If you have a netbook and a camera that shoots SD cards, it's even easier -- you just slide the card into the slot in the side of the computer. But for anyone else, or people using DSLRs with Compact Flash cards, a reader is the way to go. But are they all equal?

The short answer? No way. I have a cheap, no-brand unit I bought for less than €10 ($15). I also have a swanky Lexar "professional" reader that I paid over €50 ($70) for (although in the US you can get one for just $45). And guess which one is already broken?

The long answer:

I tested both readers with 500MB of RAW photos on the same SanDisk Ultra III SD card (4GB). I would have tried with CF, too, but one of the pins inside the cheap card has already broken. Both cards are USB 2.0 and were connected by a cable directly to the USB port on a MacBook. Transfer was drag and drop via the Finder to test transfer time without the image-processing overhead of Lightroom or Aperture. Here are the numbers.

  • Lexar: 23 seconds
  • No-Name: 27 seconds

I was surprised that they're so close. Scale this up, though, to the full four gigs, and you're looking over a half minute difference. Small, but significant for some professionals. Of course, those same pros would probably be using an even faster FireWire reader (assuming they have a computer with a FireWire port. Are you listening, Apple?) Remember too that if you are using SDHC cards, or UDMA Compact Flash, the cheap reader can't handle them.
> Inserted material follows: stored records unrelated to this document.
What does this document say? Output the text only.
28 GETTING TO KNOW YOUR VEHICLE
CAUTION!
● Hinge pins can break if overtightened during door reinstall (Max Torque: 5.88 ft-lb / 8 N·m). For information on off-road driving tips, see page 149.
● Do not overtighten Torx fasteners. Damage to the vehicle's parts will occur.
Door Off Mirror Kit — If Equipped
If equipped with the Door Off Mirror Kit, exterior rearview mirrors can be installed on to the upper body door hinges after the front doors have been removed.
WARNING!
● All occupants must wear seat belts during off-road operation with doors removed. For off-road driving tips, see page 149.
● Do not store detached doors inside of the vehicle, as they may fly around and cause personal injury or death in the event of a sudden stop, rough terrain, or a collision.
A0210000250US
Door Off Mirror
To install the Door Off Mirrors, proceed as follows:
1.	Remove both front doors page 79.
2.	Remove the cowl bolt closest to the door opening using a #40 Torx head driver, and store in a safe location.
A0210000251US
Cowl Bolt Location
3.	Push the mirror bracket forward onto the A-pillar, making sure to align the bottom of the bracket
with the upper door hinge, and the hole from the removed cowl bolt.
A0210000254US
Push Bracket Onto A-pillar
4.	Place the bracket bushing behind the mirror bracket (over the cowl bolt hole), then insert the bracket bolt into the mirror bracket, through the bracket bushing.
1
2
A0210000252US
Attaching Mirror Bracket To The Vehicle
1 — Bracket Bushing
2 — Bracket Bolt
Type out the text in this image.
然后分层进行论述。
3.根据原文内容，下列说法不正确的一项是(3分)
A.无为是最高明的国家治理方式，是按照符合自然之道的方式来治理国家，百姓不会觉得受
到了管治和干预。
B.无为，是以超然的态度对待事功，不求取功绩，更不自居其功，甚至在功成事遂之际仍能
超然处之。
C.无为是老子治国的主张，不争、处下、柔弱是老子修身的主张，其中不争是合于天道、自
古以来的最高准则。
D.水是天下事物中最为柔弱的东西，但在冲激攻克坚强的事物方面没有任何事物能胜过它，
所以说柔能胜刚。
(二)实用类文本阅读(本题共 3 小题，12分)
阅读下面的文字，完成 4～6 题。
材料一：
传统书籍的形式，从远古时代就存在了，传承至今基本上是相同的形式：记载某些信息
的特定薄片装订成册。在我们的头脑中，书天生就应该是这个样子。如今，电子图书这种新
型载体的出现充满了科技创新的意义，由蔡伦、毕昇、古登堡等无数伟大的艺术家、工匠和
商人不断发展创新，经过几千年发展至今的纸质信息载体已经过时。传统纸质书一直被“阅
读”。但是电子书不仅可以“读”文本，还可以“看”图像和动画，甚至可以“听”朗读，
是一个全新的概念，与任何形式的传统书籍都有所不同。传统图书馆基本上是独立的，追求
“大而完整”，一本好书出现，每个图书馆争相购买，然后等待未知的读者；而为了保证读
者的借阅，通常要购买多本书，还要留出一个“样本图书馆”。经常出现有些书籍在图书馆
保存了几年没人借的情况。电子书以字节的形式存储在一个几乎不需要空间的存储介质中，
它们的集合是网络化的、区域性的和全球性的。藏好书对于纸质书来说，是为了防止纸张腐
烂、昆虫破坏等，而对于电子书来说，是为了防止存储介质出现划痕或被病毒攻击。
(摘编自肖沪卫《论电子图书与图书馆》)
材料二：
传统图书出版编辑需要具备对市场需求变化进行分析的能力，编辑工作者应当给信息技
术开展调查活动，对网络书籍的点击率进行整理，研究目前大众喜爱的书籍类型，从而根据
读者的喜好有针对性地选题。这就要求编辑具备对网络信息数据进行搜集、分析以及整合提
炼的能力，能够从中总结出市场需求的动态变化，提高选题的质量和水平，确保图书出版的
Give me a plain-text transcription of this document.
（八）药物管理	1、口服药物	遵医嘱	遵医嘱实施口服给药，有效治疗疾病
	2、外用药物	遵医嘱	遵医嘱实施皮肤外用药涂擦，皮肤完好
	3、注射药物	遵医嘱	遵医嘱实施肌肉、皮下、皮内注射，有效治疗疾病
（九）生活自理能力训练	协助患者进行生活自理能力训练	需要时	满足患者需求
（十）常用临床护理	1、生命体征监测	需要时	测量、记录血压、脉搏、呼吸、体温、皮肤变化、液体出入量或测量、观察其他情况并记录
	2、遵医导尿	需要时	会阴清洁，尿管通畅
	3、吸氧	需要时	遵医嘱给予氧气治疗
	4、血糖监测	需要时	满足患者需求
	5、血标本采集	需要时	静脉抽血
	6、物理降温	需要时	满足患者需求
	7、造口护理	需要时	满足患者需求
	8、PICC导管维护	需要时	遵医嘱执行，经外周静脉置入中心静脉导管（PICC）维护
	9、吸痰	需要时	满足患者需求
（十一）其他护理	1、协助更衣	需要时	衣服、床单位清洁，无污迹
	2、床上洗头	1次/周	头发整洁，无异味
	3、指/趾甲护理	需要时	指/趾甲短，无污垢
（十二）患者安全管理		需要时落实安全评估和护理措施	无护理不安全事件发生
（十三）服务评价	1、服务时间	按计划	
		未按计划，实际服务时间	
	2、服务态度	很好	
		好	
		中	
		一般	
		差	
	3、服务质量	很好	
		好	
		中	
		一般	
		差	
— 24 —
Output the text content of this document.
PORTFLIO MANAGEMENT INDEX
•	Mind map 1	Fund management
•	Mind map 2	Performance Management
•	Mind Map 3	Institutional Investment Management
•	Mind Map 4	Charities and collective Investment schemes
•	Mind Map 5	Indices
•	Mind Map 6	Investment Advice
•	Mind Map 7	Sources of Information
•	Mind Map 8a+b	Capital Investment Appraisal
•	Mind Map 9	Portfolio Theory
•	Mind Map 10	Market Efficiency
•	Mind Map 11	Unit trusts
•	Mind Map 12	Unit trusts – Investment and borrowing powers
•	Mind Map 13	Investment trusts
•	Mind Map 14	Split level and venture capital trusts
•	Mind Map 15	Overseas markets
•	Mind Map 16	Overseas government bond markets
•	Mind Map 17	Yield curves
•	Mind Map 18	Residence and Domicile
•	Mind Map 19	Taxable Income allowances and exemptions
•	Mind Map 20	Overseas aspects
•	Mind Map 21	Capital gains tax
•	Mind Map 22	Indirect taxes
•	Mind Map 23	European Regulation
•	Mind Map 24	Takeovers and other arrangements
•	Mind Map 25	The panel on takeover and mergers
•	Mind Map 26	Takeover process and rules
So, read and write speeds aren't that much different. Is there really a reason to spend five times the price of the commodity reader? For me, yes. First, as I mentioned, the cheap-o unit is already broken. It lasted a few weeks before a pin bent. Thankfully it didn't damage the CF card (itself pretty expensive). The Lexar, on the other hand, is solid, closes down into its own case to protect the slots from dust and, most importantly, has proper guide-rails for locating a CF card, making it almost impossible to jam it in at an angle. It also comes with a two-year warranty.

The bottom line is that, while the performance differences are small, the build quality differs hugely. I expect to be using the Lexar reader for many years. If I stuck with the cheap, non-name readers, I'd be dropping $10 a month to replace them. Which of those sounds cheaper to you?